ROSEVILLE, Mich.-Account openings went through the roof at Christian Financial CU (CFCU) here after a new dashboard tool triggered fierce sales competition between employees.
"We actually got sales participation from staff we'd never seen participation from," said Lauren Vance, VP-strategic development and product delivery at the $235-million CU.
In the first 16 weeks of the CU's "Save to Win" savings account campaign, employees opened more than 700 accounts. Then came iDashboards, the business intelligence dashboard software that delivers colorful graphics representing the majority of the credit union's key data and metrics.
iDashboards delivered instant sales updates to employees, prompting them to compare notes with each other. The result: staff opened nearly 700 accounts in little more than 5 weeks.
"Competition really drives sales," Vance suggested. "We had a huge leap in account openings once staff could see how their sales compared to other staff and branches. They now have the instant gratification of knowing they just made a sale, and how it counted toward their sales goals for the day."
Like the instant sales updates, all iDashboard information from across the CU is "fresh and near real-time," said Dave Maurer, CIO at CFCU. "Even day-old data are sometimes too old to use to make good decisions."
Previously, the CU manually produced reports, primarily by pulling data from various sources into Microsoft Excel spreadsheets and then printing hard-copies, which often contained week-old data by the time they were complete, he said.
"We save huge amounts of time," Vance continued. For example, before iDashboards automated the task, one employee's full-time job was to manually produce weekly and monthly sales production reports.
The internal auditing department has noticed the iDashboards difference, too. "It was cumbersome for this four-employee department to track 35,000 members and make sure all data were clean and documentation was in compliance," said Vance. Furthermore, the auditing manager found it difficult to monitor each employee's progress.
iDashboards not only identifies incomplete or incorrect data - and reminds auditing employees to fix them - but also tracks each employee's steps as they clean up the data "so that nothing falls through the cracks," Vance said.
The iDashboards user interface is "intuitive," said Maurer. Dashboards and charts indicate to managers the "pulse" of the business, he said. In accounting, for example, dashboards illustrate the current cash position and key performance indicators (KPI), such as capital ratio and loan-to-share ratio, said Vance.

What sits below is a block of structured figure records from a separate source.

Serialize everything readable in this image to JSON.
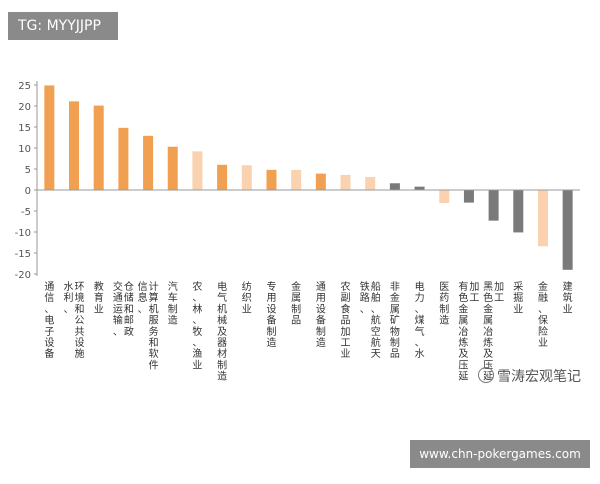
{
  "overlays": {
    "tg_label": "TG: MYYJJPP",
    "watermark_text": "雪涛宏观笔记",
    "site_label": "www.chn-pokergames.com"
  },
  "colors": {
    "orange_strong": "#f0a050",
    "orange_light": "#fad2b0",
    "gray_dark": "#7a7a7a",
    "axis": "#999999",
    "tick_text": "#555555"
  },
  "chart_data": {
    "type": "bar",
    "title": "",
    "xlabel": "",
    "ylabel": "",
    "ylim": [
      -20,
      25
    ],
    "yticks": [
      25,
      20,
      15,
      10,
      5,
      0,
      -5,
      -10,
      -15,
      -20
    ],
    "grid": false,
    "legend": "none",
    "categories": [
      "通信、电子设备",
      "水利、环境和公共设施",
      "教育业",
      "交通运输、仓储和邮政",
      "信息、计算机服务和软件",
      "汽车制造",
      "农、林、牧、渔业",
      "电气机械及器材制造",
      "纺织业",
      "专用设备制造",
      "金属制品",
      "通用设备制造",
      "农副食品加工业",
      "铁路、船舶、航空航天",
      "非金属矿物制品",
      "电力、煤气、水",
      "医药制造",
      "有色金属冶炼及压延加工",
      "黑色金属冶炼及压延加工",
      "采掘业",
      "金融、保险业",
      "建筑业"
    ],
    "values": [
      24.9,
      21.1,
      20.1,
      14.8,
      12.9,
      10.3,
      9.2,
      6.0,
      5.9,
      4.8,
      4.8,
      3.9,
      3.6,
      3.1,
      1.6,
      0.8,
      -3.1,
      -3.0,
      -7.3,
      -10.1,
      -13.4,
      -19.0
    ],
    "bar_colors": [
      "#f0a050",
      "#f0a050",
      "#f0a050",
      "#f0a050",
      "#f0a050",
      "#f0a050",
      "#fad2b0",
      "#f0a050",
      "#fad2b0",
      "#f0a050",
      "#fad2b0",
      "#f0a050",
      "#fad2b0",
      "#fad2b0",
      "#7a7a7a",
      "#7a7a7a",
      "#fad2b0",
      "#7a7a7a",
      "#7a7a7a",
      "#7a7a7a",
      "#fad2b0",
      "#7a7a7a"
    ]
  }
}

"The KPI dashboards are helpful as a planning tool," she explained. By watching loan and share balances, for instance, the CU knows whether to focus on pushing loans or shares. "We can see the amount of certificate dollars coming due in the next few months and work proactively to keep those dollars."
Employees can click on dashboard charts to "drill-down" for more granular information or for different charts that are relevant to their specific task. Employees can access 80% of the credit union's key data via iDashboards, said Maurer. Maurer said that this year, he'd like to find ways to feed closer to 100% of the CU's data into the tool.
CUs planning to build dashboards should make sure the business user helps dictate the type of data that appear in the tool, said Vance. "Sit down with the end-user and understand their day-to-day process and what they need to see in the dashboards. For example, there are so many tables in our databases that I wouldn't even know where to start building a dashboard for the internal auditing department."